If it was due to industry, now that there are more stricter guidelines, will these toxins disappear or still stick around and accumulate?
-
-
re: mwok
Few if any of the toxins are naturally occurring. (Almost) all of them come from industry. So the fact that toxic dumping is now illegal should keep the problem from getting worse. But the industrial waste that has already permeated the soil will be with us for a good long time.
Then there are questions of habitat destruction, fishery mismanagement, and changes we just don't understand. I haven't eaten a salmon I caught myself in three years. Here's hoping that 2011 brings better...
-
re: mwok
Note that many of these toxins were legal to use in the past and disposal methods were often not regulated. Also, many of these toxins can and do migrate through soil and groundwater over time which means that old plumes can reach new places.
Oh, and I prefer sockeye - king is too fatty for me.
-
-
-
-
-
-
They're both really good. Sockeye is meatier, King is oilier. I like to have some of each.
As for eating it every day, I'd agree it's probably not prudent to eat any fish every day. But who knows for sure? You'd have to measure PCBs in each piece to know, and no one really knows what levels will cause harm.
If you're concerned about pollutants, you should know that the fat in the fish is where most of the pollutants are. Unfortunately if you're trying to get Omega 3's.
-
Probably everything in the world contains some toxins, but wild salmon do not have the same environmental issues pen raised salmon do.

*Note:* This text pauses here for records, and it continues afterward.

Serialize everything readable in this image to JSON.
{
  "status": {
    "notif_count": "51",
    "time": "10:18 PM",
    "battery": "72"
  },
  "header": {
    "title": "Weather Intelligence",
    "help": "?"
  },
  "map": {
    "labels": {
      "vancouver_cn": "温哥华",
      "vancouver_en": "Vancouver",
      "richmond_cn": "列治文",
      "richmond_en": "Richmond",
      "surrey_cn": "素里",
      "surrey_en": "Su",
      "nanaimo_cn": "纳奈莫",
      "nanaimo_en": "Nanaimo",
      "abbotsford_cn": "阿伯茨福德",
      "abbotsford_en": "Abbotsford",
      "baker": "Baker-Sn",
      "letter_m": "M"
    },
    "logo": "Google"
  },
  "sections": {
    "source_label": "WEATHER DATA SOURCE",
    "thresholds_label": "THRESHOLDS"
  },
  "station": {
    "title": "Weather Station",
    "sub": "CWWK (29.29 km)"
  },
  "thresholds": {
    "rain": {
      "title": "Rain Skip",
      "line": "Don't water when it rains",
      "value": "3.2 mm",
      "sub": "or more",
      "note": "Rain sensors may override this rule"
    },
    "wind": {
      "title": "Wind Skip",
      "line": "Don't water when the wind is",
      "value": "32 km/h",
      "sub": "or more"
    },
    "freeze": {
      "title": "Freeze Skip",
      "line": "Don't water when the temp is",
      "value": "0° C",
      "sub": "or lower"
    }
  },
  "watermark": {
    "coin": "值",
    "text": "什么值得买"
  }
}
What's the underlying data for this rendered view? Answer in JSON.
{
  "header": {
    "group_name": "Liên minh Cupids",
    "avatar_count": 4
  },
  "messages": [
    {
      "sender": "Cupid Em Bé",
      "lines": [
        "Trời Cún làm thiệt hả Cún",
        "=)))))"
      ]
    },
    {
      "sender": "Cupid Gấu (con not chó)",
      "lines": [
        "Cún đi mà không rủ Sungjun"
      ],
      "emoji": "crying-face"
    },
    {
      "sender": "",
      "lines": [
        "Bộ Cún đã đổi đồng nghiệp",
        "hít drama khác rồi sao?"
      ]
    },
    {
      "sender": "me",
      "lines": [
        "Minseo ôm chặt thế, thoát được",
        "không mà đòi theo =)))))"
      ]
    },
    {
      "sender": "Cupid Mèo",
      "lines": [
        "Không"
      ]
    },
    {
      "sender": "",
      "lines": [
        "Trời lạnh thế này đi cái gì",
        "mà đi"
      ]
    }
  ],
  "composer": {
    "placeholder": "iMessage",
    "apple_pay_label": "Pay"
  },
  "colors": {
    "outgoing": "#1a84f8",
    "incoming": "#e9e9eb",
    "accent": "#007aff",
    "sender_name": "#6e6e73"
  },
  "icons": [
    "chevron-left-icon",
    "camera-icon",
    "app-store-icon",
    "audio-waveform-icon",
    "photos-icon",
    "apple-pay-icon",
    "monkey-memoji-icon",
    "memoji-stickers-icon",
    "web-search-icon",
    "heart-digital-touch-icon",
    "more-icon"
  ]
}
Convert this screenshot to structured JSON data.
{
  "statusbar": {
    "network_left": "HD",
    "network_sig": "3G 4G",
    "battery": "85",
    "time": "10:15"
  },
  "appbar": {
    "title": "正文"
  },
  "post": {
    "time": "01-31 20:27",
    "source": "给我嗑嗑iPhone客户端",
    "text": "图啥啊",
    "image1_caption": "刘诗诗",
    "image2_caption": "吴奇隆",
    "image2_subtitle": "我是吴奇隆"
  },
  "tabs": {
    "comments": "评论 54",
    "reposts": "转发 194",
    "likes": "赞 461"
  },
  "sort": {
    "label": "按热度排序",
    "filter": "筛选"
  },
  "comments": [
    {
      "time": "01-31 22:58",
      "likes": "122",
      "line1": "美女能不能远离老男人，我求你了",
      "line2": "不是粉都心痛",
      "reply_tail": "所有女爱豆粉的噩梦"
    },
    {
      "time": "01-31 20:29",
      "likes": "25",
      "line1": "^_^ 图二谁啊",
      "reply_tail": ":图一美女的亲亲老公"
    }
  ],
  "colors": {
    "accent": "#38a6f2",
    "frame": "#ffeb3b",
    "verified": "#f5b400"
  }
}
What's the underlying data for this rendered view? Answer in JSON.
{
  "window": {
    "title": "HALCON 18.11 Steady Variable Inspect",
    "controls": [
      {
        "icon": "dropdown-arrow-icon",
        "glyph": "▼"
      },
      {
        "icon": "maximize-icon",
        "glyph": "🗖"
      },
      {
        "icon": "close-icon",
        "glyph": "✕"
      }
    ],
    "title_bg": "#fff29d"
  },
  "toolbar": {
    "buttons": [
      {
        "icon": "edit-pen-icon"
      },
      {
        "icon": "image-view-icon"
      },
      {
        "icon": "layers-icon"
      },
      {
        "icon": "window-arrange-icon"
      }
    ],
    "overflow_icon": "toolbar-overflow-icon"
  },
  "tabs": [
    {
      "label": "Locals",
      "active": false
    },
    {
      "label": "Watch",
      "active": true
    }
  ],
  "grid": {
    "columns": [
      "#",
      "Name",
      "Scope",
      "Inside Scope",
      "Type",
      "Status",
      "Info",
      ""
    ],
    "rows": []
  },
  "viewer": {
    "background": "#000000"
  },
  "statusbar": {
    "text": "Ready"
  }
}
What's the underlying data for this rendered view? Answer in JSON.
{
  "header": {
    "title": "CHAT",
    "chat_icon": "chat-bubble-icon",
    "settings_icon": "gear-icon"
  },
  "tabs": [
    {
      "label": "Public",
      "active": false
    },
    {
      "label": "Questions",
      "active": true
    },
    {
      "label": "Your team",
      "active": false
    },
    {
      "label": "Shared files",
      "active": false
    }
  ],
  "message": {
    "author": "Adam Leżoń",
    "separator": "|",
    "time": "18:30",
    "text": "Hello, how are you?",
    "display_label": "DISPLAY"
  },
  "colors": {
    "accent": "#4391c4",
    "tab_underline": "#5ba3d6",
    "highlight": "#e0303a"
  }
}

Which is better? Depends on your tastes, King Salmon usually has more oil than Sockeye, some like that, some don't. There are 5 kinds of salmon available commercially, King usually has the most oil content, then Silver (aka Coho), then Sockeye, then Pink, then Chum.
›7 Replies-
-
-
-
-
re: mwok
Not FDA or USDA (bad memory), it is an organization calls Environmental Defense Fund. It recommends no more than 1 serve of salmon per month (kinda of low for my taste)
http://www.edf.org/page.cfm?tagID=17694
I don't remember what USDA and EPA stances are. It is not wrong to eat fish everyday, but there is a practice of "rotating fish". This is for de-risking.
Do average Alaskans really eat large amount of salmon everyday?
-
-
-
-
-
-
-
re: scubadoo97
scubadoo97: "King salmon is fattier than sockeye."
Not quite so fast. While kings (especially white kings) are fatter than their sockeye cousins FROM THE SAME RIVER RUN, not all kings are fattier than all sockeye. A Copper River--or better yet Yukon--River sockeye is going to be fattier than a short-river king. So unless you know what run it is, you really can't tell without tasting or testing. Long-river sockeye are quite fatty--and delicious.